Sunday, August 1, 2010

TFTP Oddities

Like RS-232, TFTP is less and less used these days, but remains an absolutely critical protocol for network engineers.

Here I'll present a couple of TFTP implementation oddities that sometimes break TFTP.

TFTP Uses Ephemeral Ports
The bulk of the data flow between a TFTP client and server uses ephemeral ports on both ends.  This is strange behavior.  Most applications use ephemeral ports on the client side, but the server responds from its well known port number.  Here's an example of a normal application (a DNS query):
13:12:13.497988 IP 192.168.1.91.56119 > 192.168.1.1.53:  54600+ A? www.google.com. (32)
13:12:13.583574 IP 192.168.1.1.53 > 192.168.1.91.56119:  54600 5/4/4 CNAME www.l.google.com.,[|domain]
The client originated the query from an ephemeral port (56119), and sent it to the server's well known port (53).  The server's response was symmetric: 53 -> 56119.

TFTP servers don't generally behave this way.  Consider this TFTP transaction:

12:55:33.188470 IP 192.168.1.9.
34617 > 192.168.1.91.69:  22 RRQ "myfile.dat" netascii
12:55:33.189962 IP 192.168.1.91.
42829 > 192.168.1.9.34617: UDP, length 516
12:55:33.190060 IP 192.168.1.9.
34617 > 192.168.1.91.42829: UDP, length 4
12:55:33.190088 IP 192.168.1.91.
42829 > 192.168.1.9.34617: UDP, length 92
12:55:33.190190 IP 192.168.1.9.
34617 > 192.168.1.91.42829: UDP, length 4
The client originated the transaction from an ephemeral port (34617), and sent it to the server's well known port (69).  But the server's response was NOT symmetric.  Rather than replying from port 69, the server spawned a new ephemeral port (42829) when replying to the client.  After the initial request packet, the four packets responsible for the file transfer (data, ack, data, ack) were exchanged between two ephemeral ports.

This is strange behavior, and most flow-mangling smart devices (firewalls, NAT engines, reflexive ACLs, etc...) won't recognize the second or later packets as being related to the first.  Unlike active mode FTP, TFTP doesn't include an application header describing what's going to happen next.  Accordingly, there's nothing for a protocol-aware firewall module to monitor in order to open a pinhole for return traffic.  TFTP is a perfect candidate for a man-in-the-middle attack.

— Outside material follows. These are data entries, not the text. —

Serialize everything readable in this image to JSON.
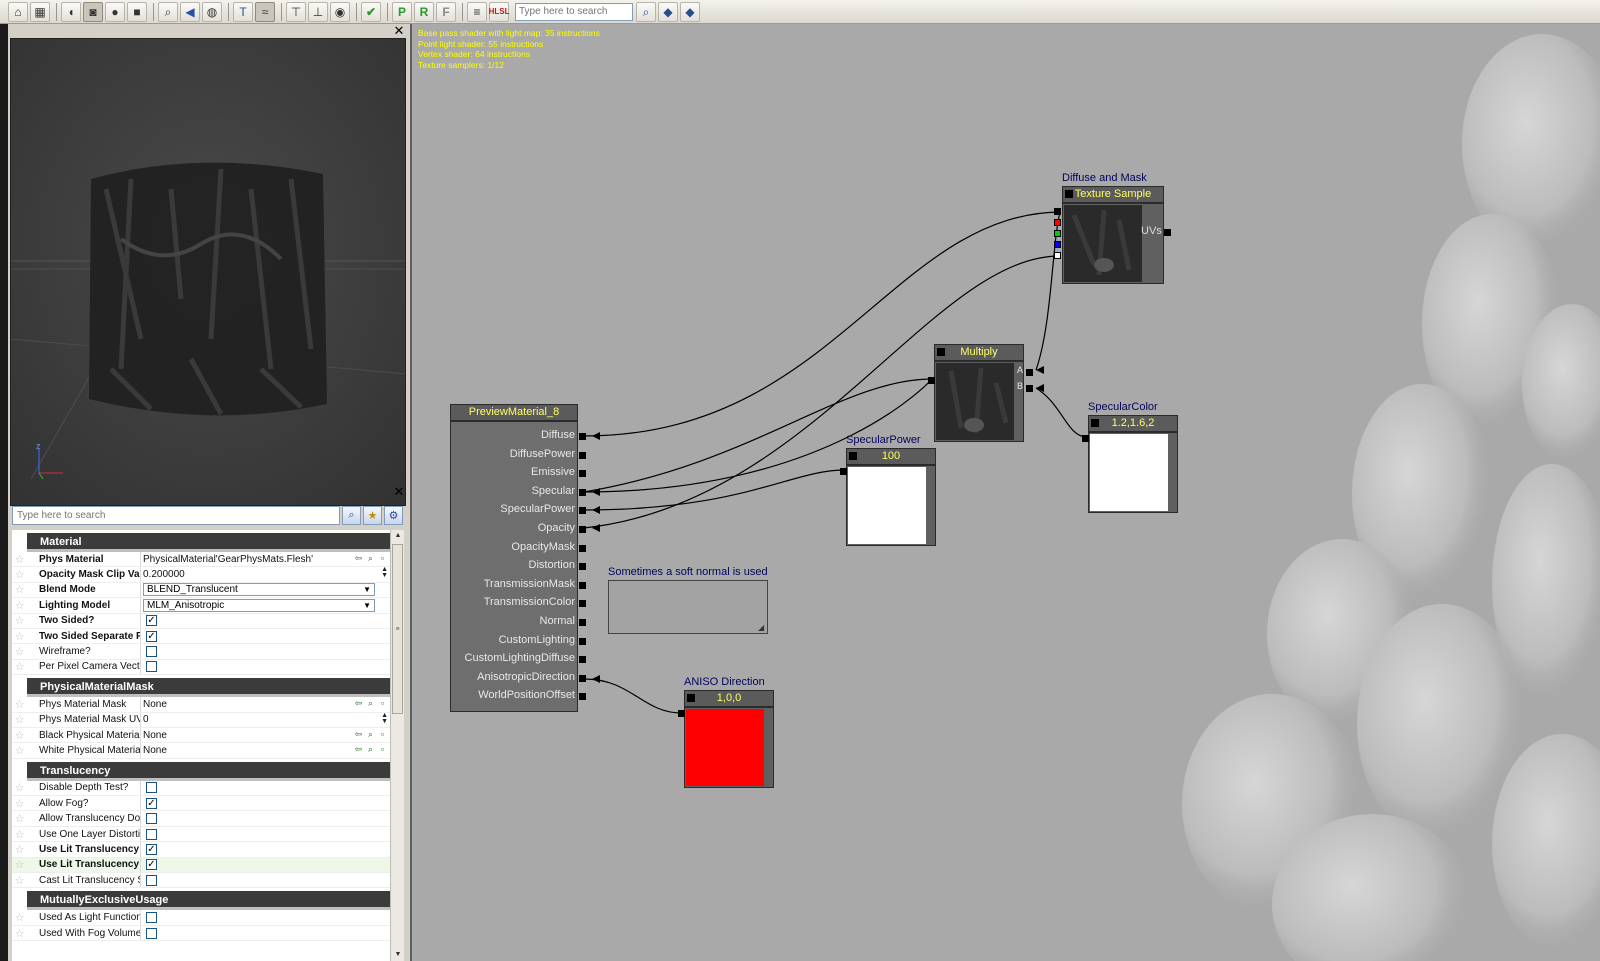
{
  "toolbar": {
    "buttons": [
      {
        "name": "home-icon",
        "glyph": "⌂"
      },
      {
        "name": "grid-icon",
        "glyph": "▦"
      },
      {
        "name": "cylinder-icon",
        "glyph": "◖"
      },
      {
        "name": "cube-icon",
        "glyph": "◙"
      },
      {
        "name": "sphere-icon",
        "glyph": "●"
      },
      {
        "name": "plane-icon",
        "glyph": "■"
      },
      {
        "name": "zoom-icon",
        "glyph": "⌕"
      },
      {
        "name": "back-arrow-icon",
        "glyph": "◀"
      },
      {
        "name": "globe-icon",
        "glyph": "◍"
      },
      {
        "name": "text-tool-icon",
        "glyph": "T"
      },
      {
        "name": "curve-icon",
        "glyph": "≈"
      },
      {
        "name": "align-top-icon",
        "glyph": "⊤"
      },
      {
        "name": "align-bottom-icon",
        "glyph": "⊥"
      },
      {
        "name": "eye-icon",
        "glyph": "◉"
      },
      {
        "name": "check-icon",
        "glyph": "✔"
      },
      {
        "name": "p-icon",
        "glyph": "P"
      },
      {
        "name": "r-icon",
        "glyph": "R"
      },
      {
        "name": "f-icon",
        "glyph": "F"
      },
      {
        "name": "list-icon",
        "glyph": "≡"
      },
      {
        "name": "hlsl-icon",
        "glyph": "HLSL"
      }
    ],
    "search_placeholder": "Type here to search",
    "search_buttons": [
      "⌕",
      "◆",
      "◆"
    ]
  },
  "preview": {
    "close_glyph": "✕",
    "axis_label": "z"
  },
  "properties": {
    "close_glyph": "✕",
    "search_placeholder": "Type here to search",
    "categories": [
      {
        "title": "Material",
        "rows": [
          {
            "name": "Phys Material",
            "bold": true,
            "type": "text",
            "value": "PhysicalMaterial'GearPhysMats.Flesh'",
            "icons": true
          },
          {
            "name": "Opacity Mask Clip Value",
            "bold": true,
            "type": "text",
            "value": "0.200000",
            "spin": true
          },
          {
            "name": "Blend Mode",
            "bold": true,
            "type": "combo",
            "value": "BLEND_Translucent"
          },
          {
            "name": "Lighting Model",
            "bold": true,
            "type": "combo",
            "value": "MLM_Anisotropic"
          },
          {
            "name": "Two Sided?",
            "bold": true,
            "type": "check",
            "checked": true
          },
          {
            "name": "Two Sided Separate Pas",
            "bold": true,
            "type": "check",
            "checked": true
          },
          {
            "name": "Wireframe?",
            "bold": false,
            "type": "check",
            "checked": false
          },
          {
            "name": "Per Pixel Camera Vector?",
            "bold": false,
            "type": "check",
            "checked": false
          }
        ]
      },
      {
        "title": "PhysicalMaterialMask",
        "rows": [
          {
            "name": "Phys Material Mask",
            "bold": false,
            "type": "text",
            "value": "None",
            "icons": true
          },
          {
            "name": "Phys Material Mask UVChann",
            "bold": false,
            "type": "text",
            "value": "0",
            "spin": true
          },
          {
            "name": "Black Physical Material",
            "bold": false,
            "type": "text",
            "value": "None",
            "icons": true
          },
          {
            "name": "White Physical Material",
            "bold": false,
            "type": "text",
            "value": "None",
            "icons": true
          }
        ]
      },
      {
        "title": "Translucency",
        "rows": [
          {
            "name": "Disable Depth Test?",
            "bold": false,
            "type": "check",
            "checked": false
          },
          {
            "name": "Allow Fog?",
            "bold": false,
            "type": "check",
            "checked": true
          },
          {
            "name": "Allow Translucency Do F?",
            "bold": false,
            "type": "check",
            "checked": false
          },
          {
            "name": "Use One Layer Distortion?",
            "bold": false,
            "type": "check",
            "checked": false
          },
          {
            "name": "Use Lit Translucency De",
            "bold": true,
            "type": "check",
            "checked": true
          },
          {
            "name": "Use Lit Translucency Pos",
            "bold": true,
            "type": "check",
            "checked": true,
            "highlight": true
          },
          {
            "name": "Cast Lit Translucency Shado",
            "bold": false,
            "type": "check",
            "checked": false
          }
        ]
      },
      {
        "title": "MutuallyExclusiveUsage",
        "rows": [
          {
            "name": "Used As Light Function?",
            "bold": false,
            "type": "check",
            "checked": false
          },
          {
            "name": "Used With Fog Volumes?",
            "bold": false,
            "type": "check",
            "checked": false
          }
        ]
      }
    ]
  },
  "stats": [
    "Base pass shader with light map: 35 instructions",
    "Point light shader: 55 instructions",
    "Vertex shader: 64 instructions",
    "Texture samplers: 1/12"
  ],
  "nodes": {
    "preview_material": {
      "title": "PreviewMaterial_8",
      "inputs": [
        "Diffuse",
        "DiffusePower",
        "Emissive",
        "Specular",
        "SpecularPower",
        "Opacity",
        "OpacityMask",
        "Distortion",
        "TransmissionMask",
        "TransmissionColor",
        "Normal",
        "CustomLighting",
        "CustomLightingDiffuse",
        "AnisotropicDirection",
        "WorldPositionOffset"
      ]
    },
    "texture_sample": {
      "caption": "Diffuse and Mask",
      "title": "Texture Sample",
      "pin_label": "UVs",
      "channel_colors": [
        "#000000",
        "#ff0000",
        "#00cc00",
        "#0000ff",
        "#ffffff"
      ]
    },
    "multiply": {
      "title": "Multiply",
      "pin_a": "A",
      "pin_b": "B"
    },
    "specular_power": {
      "caption": "SpecularPower",
      "title": "100",
      "swatch": "#ffffff"
    },
    "specular_color": {
      "caption": "SpecularColor",
      "title": "1.2,1.6,2",
      "swatch": "#ffffff"
    },
    "aniso_direction": {
      "caption": "ANISO Direction",
      "title": "1,0,0",
      "swatch": "#ff0000"
    }
  },
  "comment": {
    "text": "Sometimes a soft normal is used"
  }
}
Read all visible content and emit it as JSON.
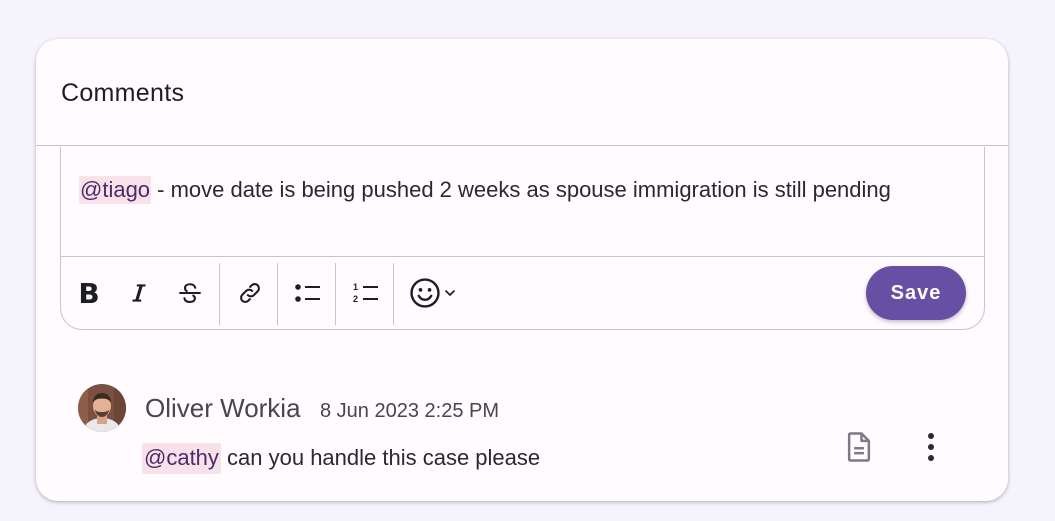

I'm not aware of any requirement for TFTP servers to act this way, but most do.  My guess about the reason for the behavior is this:  As shown here, the TFTP server merely needs to fork() itself for each client request.  The new thread opens its own socket to handle the client request, then exits when done.  Without the separate thread and socket, a single server thread would have to keep track of all clients simultaneously, and would have to demultiplex incoming client packets for each flow (because they'd all flow in the single connectionless UDP socket).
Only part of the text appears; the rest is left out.